Progress Energy will postpone major construction activities at its proposed Levy County nuclear plant in Florida until after the project’s federal licensing is complete. The company last week said in a statement announcing its 2011 filing of nuclear cost-recovery estimates that the delay would allow for “greater clarity on federal and state energy policies.

It would also lower near-term price impacts on customers, allow the economy more time to recover before the company completes major construction work on the project, and allow the company to benefit from experiences of other companies building new nuclear plants in the next few years, said Vincent M. Dolan, president and chief executive officer of Progress Energy Florida. “This will give us greater certainty regarding the price and the final construction schedule.”

Progress Energy had applied for the project’s combined construction and operation license (COL) in August 2008. If the Nuclear Regulatory Commission’s (NRC’s) schedule remains on track, the company said it expects to receive that license in late 2012. By then, several factors should be resolved—including public, regulatory, and political support, adequate cost recovery mechanisms, capital financing, and total project cost—allowing the company to make a sound decision,  it said.

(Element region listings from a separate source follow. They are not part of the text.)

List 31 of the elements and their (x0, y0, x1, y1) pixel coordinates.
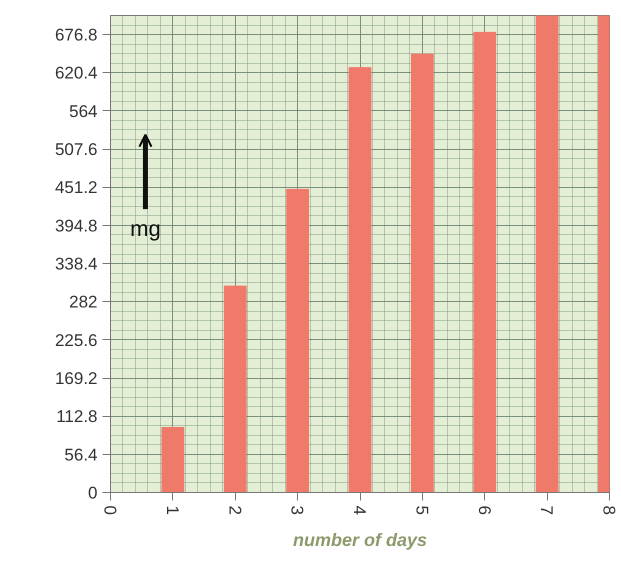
y-tick-label: 338.4 (54, 254, 98, 274)
y-tick-label: 169.2 (54, 369, 98, 388)
x-tick-label: 1 (162, 506, 182, 515)
x-tick-label: 5 (412, 506, 432, 515)
bar (161, 427, 184, 492)
x-tick-label: 0 (100, 506, 120, 515)
x-tick-label: 4 (350, 506, 369, 515)
bar (348, 67, 372, 492)
bar (473, 32, 496, 492)
y-tick-label: 620.4 (54, 64, 98, 83)
y-tick-label: 451.2 (54, 178, 98, 198)
y-tick-label: 0 (88, 484, 98, 502)
x-tick-label: 8 (600, 506, 618, 515)
y-tick-label: 225.6 (54, 330, 98, 350)
y-tick-label: 56.4 (64, 445, 98, 464)
x-tick-label: 6 (474, 506, 494, 515)
y-tick-label: 564 (69, 102, 98, 121)
y-tick-label: 676.8 (54, 26, 98, 45)
y-tick-label: 394.8 (54, 216, 98, 236)
y-tick-label: 282 (69, 292, 98, 312)
y-tick-label: 507.6 (54, 140, 98, 160)
bar (536, 16, 559, 492)
x-tick-label: 2 (225, 506, 244, 515)
y-tick-label: 112.8 (56, 407, 98, 426)
x-tick-label: 3 (288, 506, 307, 515)
bar (224, 286, 247, 492)
x-tick-label: 7 (537, 506, 556, 515)
bar (286, 188, 310, 492)
bar (410, 54, 434, 492)
x-axis-title: number of days (292, 530, 428, 550)
y-axis-title: mg (130, 216, 161, 241)
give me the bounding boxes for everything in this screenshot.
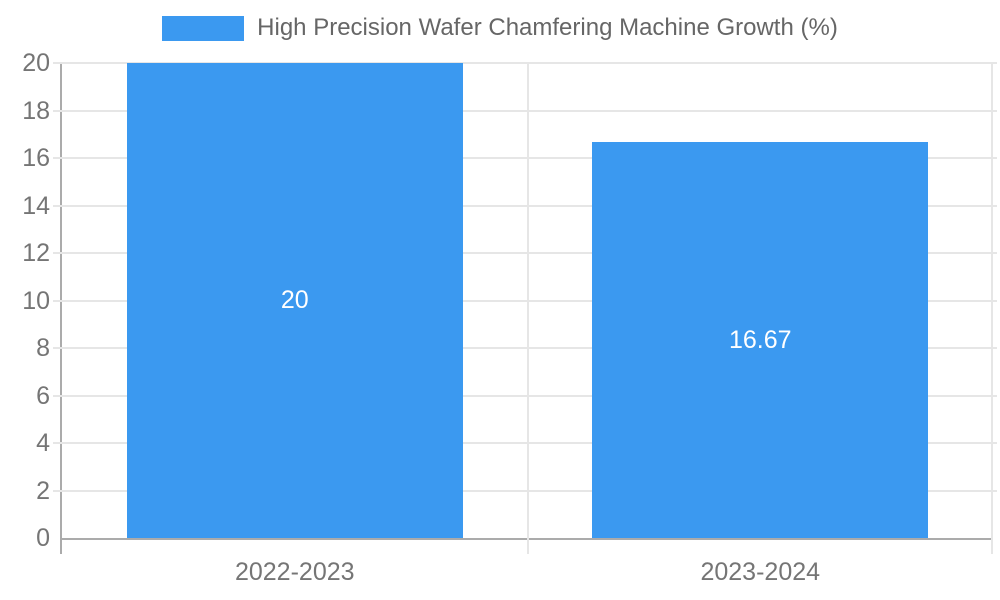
gridline-horizontal (53, 252, 997, 254)
y-tick-label: 2 (36, 476, 50, 505)
y-tick-label: 4 (36, 429, 50, 457)
chart-title: High Precision Wafer Chamfering Machine … (257, 14, 838, 41)
gridline-horizontal (53, 442, 997, 444)
y-axis-tick (60, 538, 62, 554)
y-tick-label: 8 (36, 334, 50, 362)
gridline-horizontal (53, 394, 997, 397)
y-tick-label: 16 (22, 144, 50, 172)
x-tick-label: 2022-2023 (234, 558, 355, 586)
plot-area: 20 16.67 (53, 62, 997, 554)
y-tick-label: 12 (22, 239, 50, 267)
bar-value-label: 16.67 (728, 325, 792, 354)
y-axis: 0 2 4 6 8 10 12 14 16 18 20 (0, 49, 50, 552)
y-tick-label: 20 (22, 49, 50, 77)
y-tick-label: 18 (22, 96, 50, 125)
gridline-horizontal (53, 489, 997, 492)
gridline-horizontal (53, 204, 997, 207)
y-tick-label: 10 (22, 286, 50, 315)
gridline-vertical (991, 63, 993, 554)
y-tick-label: 14 (22, 191, 50, 220)
y-tick-label: 6 (36, 381, 50, 410)
bar-2023-2024: 16.67 (592, 142, 929, 538)
x-axis: 2022-2023 2023-2024 (62, 556, 993, 588)
gridline-horizontal (53, 299, 997, 302)
gridline-horizontal (53, 109, 997, 112)
x-tick-label: 2023-2024 (700, 558, 821, 586)
bar-2022-2023: 20 (126, 63, 463, 538)
gridline-horizontal (53, 62, 997, 64)
gridline-horizontal (53, 157, 997, 159)
gridline-vertical (526, 63, 529, 554)
legend-swatch-icon (162, 15, 245, 41)
chart-legend[interactable]: High Precision Wafer Chamfering Machine … (0, 14, 1000, 42)
gridline-horizontal (53, 347, 997, 349)
y-tick-label: 0 (36, 524, 50, 552)
bar-value-label: 20 (280, 286, 309, 314)
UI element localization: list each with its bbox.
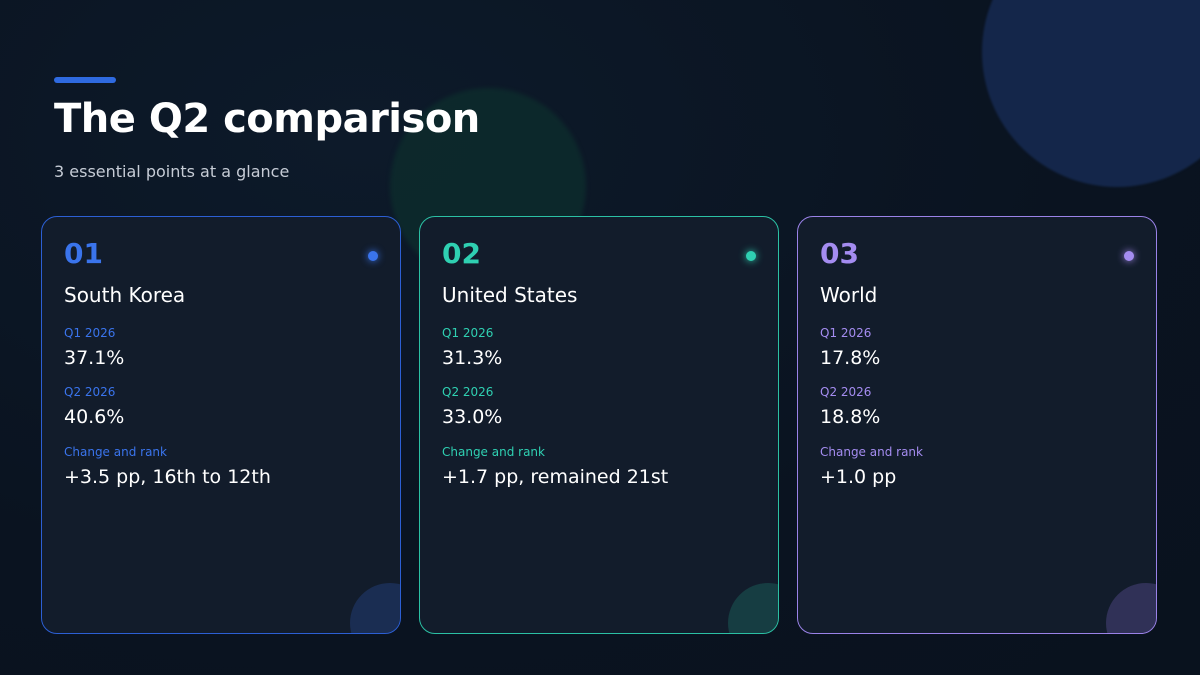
- q2-label: Q2 2026: [820, 385, 872, 399]
- card-south-korea: 01 South Korea Q1 2026 37.1% Q2 2026 40.…: [41, 216, 401, 634]
- q1-value: 37.1%: [64, 347, 125, 369]
- change-label: Change and rank: [64, 445, 167, 459]
- dot-icon: [1124, 251, 1134, 261]
- card-united-states: 02 United States Q1 2026 31.3% Q2 2026 3…: [419, 216, 779, 634]
- q2-value: 40.6%: [64, 406, 125, 428]
- q2-value: 18.8%: [820, 406, 881, 428]
- corner-decoration: [1106, 583, 1156, 633]
- q2-label: Q2 2026: [442, 385, 494, 399]
- card-world: 03 World Q1 2026 17.8% Q2 2026 18.8% Cha…: [797, 216, 1157, 634]
- corner-decoration: [350, 583, 400, 633]
- change-value: +1.7 pp, remained 21st: [442, 466, 669, 488]
- card-region: South Korea: [64, 283, 186, 307]
- title-accent-bar: [54, 77, 116, 83]
- card-number: 02: [442, 237, 481, 270]
- q1-value: 31.3%: [442, 347, 503, 369]
- change-value: +1.0 pp: [820, 466, 897, 488]
- card-number: 01: [64, 237, 103, 270]
- q1-label: Q1 2026: [64, 326, 116, 340]
- q1-label: Q1 2026: [442, 326, 494, 340]
- change-label: Change and rank: [442, 445, 545, 459]
- card-region: World: [820, 283, 878, 307]
- change-label: Change and rank: [820, 445, 923, 459]
- background-circle: [982, 0, 1200, 187]
- card-number: 03: [820, 237, 859, 270]
- dot-icon: [746, 251, 756, 261]
- q1-label: Q1 2026: [820, 326, 872, 340]
- page-title: The Q2 comparison: [54, 96, 480, 142]
- dot-icon: [368, 251, 378, 261]
- page-subtitle: 3 essential points at a glance: [54, 162, 290, 181]
- card-region: United States: [442, 283, 578, 307]
- corner-decoration: [728, 583, 778, 633]
- q1-value: 17.8%: [820, 347, 881, 369]
- q2-label: Q2 2026: [64, 385, 116, 399]
- change-value: +3.5 pp, 16th to 12th: [64, 466, 271, 488]
- q2-value: 33.0%: [442, 406, 503, 428]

The company told regulators that the Levy nuclear project could cost between $17.2 billion and $22.5 billion, including land, transmission lines, fuel, and financing costs. “This is consistent with estimated costs of other, similar projects under development. However, today’s filing includes an analysis of the project that demonstrates feasibility even with the more conservative estimate,” it said.

The company’s cost-recovery filing also includes estimated costs for 2010 and projected costs for 2011 for the Crystal River 3 uprate project. Under state law, a utility can recover certain project-related costs—site selection, pre-construction, operations, maintenance, and financing costs—over the construction period, following an annual regulatory review.

For 2011, the company said it was looking to recover $164 million in nuclear costs—including the Levy plant and investments to increase production capability at the Crystal River Nuclear Plant.

The company had announced a year ago that it would delay the plant’s construction schedule so that operation of the two Levy units would begin in the 2016–2018 period.

Examples of work being deferred until after the NRC issues the COL include design of the plant property and transmission lines, certain land acquisition for the transmission lines, construction of the barge slip and nuclear training facility, and clearing and other site preparation. “Work to obtain the COL will continue, such as supporting the NRC’s information requests during the review process. Environmental permitting also will continue,” the company said last week.

The announced delay follows Florida Power & Light’s (FPL’s) recent announcement that it would suspend activities on several major projects in the state’s energy infrastructure, including development of two nuclear reactors at Turkey Point. The utility’s decision was made after the Florida Public Service Commission (PSC) unanimously rejected a request to raise rates by 30%, or nearly $1.3 billion. Commissioners cited the economic downturn for their decision, saying, “Utilities are just going to have to make do in these difficult economic times.”

Progress Energy said that the slowed spending on the Levy project was also influenced by the PSC’s “stated desire to avoid any rate increases in the short term.” Other factors included a recent downgrade to Progress Energy Florida’s credit ratings as a result of  “increased business risk due to regulatory decisions and economic conditions in Florida,” a delay in the NRC’s licensing timeline, and “continued uncertainty about federal and state energy policies”—including carbon regulation.